In many respects, the move may seem incongruous given the director's penchant for subject matter and styles that hardly fit the narrow and conservative foci of network television. But, as The New Yorker magazine succinctly stated the matter, "It has both the insidious weirdness of Lynch's best movie work and the weird insidiousness of top-of-the-line TV trash".

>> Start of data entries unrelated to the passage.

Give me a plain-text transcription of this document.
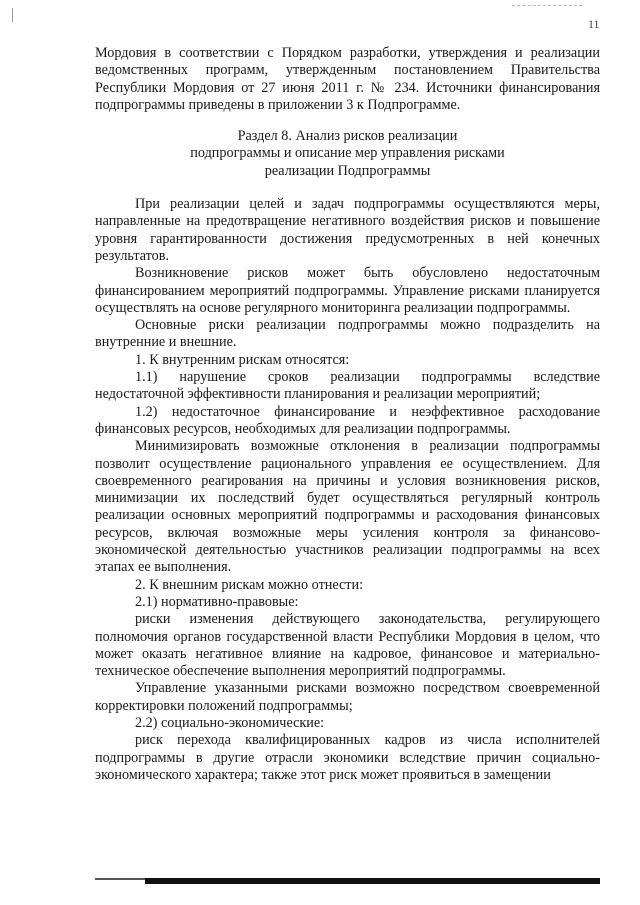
11

Мордовия в соответствии с Порядком разработки, утверждения и реализации ведомственных программ, утвержденным постановлением Правительства Республики Мордовия от 27 июня 2011 г. № 234. Источники финансирования подпрограммы приведены в приложении 3 к Подпрограмме.

Раздел 8. Анализ рисков реализации
подпрограммы и описание мер управления рисками
реализации Подпрограммы

При реализации целей и задач подпрограммы осуществляются меры, направленные на предотвращение негативного воздействия рисков и повышение уровня гарантированности достижения предусмотренных в ней конечных результатов.

Возникновение рисков может быть обусловлено недостаточным финансированием мероприятий подпрограммы. Управление рисками планируется осуществлять на основе регулярного мониторинга реализации подпрограммы.

Основные риски реализации подпрограммы можно подразделить на внутренние и внешние.

1. К внутренним рискам относятся:

1.1) нарушение сроков реализации подпрограммы вследствие недостаточной эффективности планирования и реализации мероприятий;

1.2) недостаточное финансирование и неэффективное расходование финансовых ресурсов, необходимых для реализации подпрограммы.

Минимизировать возможные отклонения в реализации подпрограммы позволит осуществление рационального управления ее осуществлением. Для своевременного реагирования на причины и условия возникновения рисков, минимизации их последствий будет осуществляться регулярный контроль реализации основных мероприятий подпрограммы и расходования финансовых ресурсов, включая возможные меры усиления контроля за финансово-экономической деятельностью участников реализации подпрограммы на всех этапах ее выполнения.

2. К внешним рискам можно отнести:

2.1) нормативно-правовые:

риски изменения действующего законодательства, регулирующего полномочия органов государственной власти Республики Мордовия в целом, что может оказать негативное влияние на кадровое, финансовое и материально-техническое обеспечение выполнения мероприятий подпрограммы.

Управление указанными рисками возможно посредством своевременной корректировки положений подпрограммы;

2.2) социально-экономические:

риск перехода квалифицированных кадров из числа исполнителей подпрограммы в другие отрасли экономики вследствие причин социально-экономического характера; также этот риск может проявиться в замещении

The film is set in the fictional lumber town Twin Peaks, whose corrupt underbelly is exposed with the arrival of an FBI agent to investigate a series of bizarre murders. In theme, at least, the film is very reminiscent of Blue Velvet, though Lynch's concerns here rest less in that film's depiction of sexual perversion and violence than in the distinctive features of soap - the twisted, convoluted relationships between the townsfolk, guilty secrets, dirty washing, amply sprinkled suggestions of greed, betrayal and lust.

Lynch imaginatively uses the conventions of soap to thwart any attempt on the viewer's part to solve what amounts to a straightforward mystery investigation. Emotional intensities are strangely inverted, characterisations run contrary to expectations and plot twists run askew while eerily beautiful imagery (by Ron Garcia) describe the picturesque calmness of the treacherous netherworld.

Playful, subversive and faultlessly executed, Twin Peaks is further confirmation that Lynch is one of the most original forces in contemporary cinema. While we await the arrival of Lynch's recently completed Wild At Heart, which won the Palme d'Or at Cannes just three weeks ago, this timely screening of Twin Peaks is an opportunity not to be missed.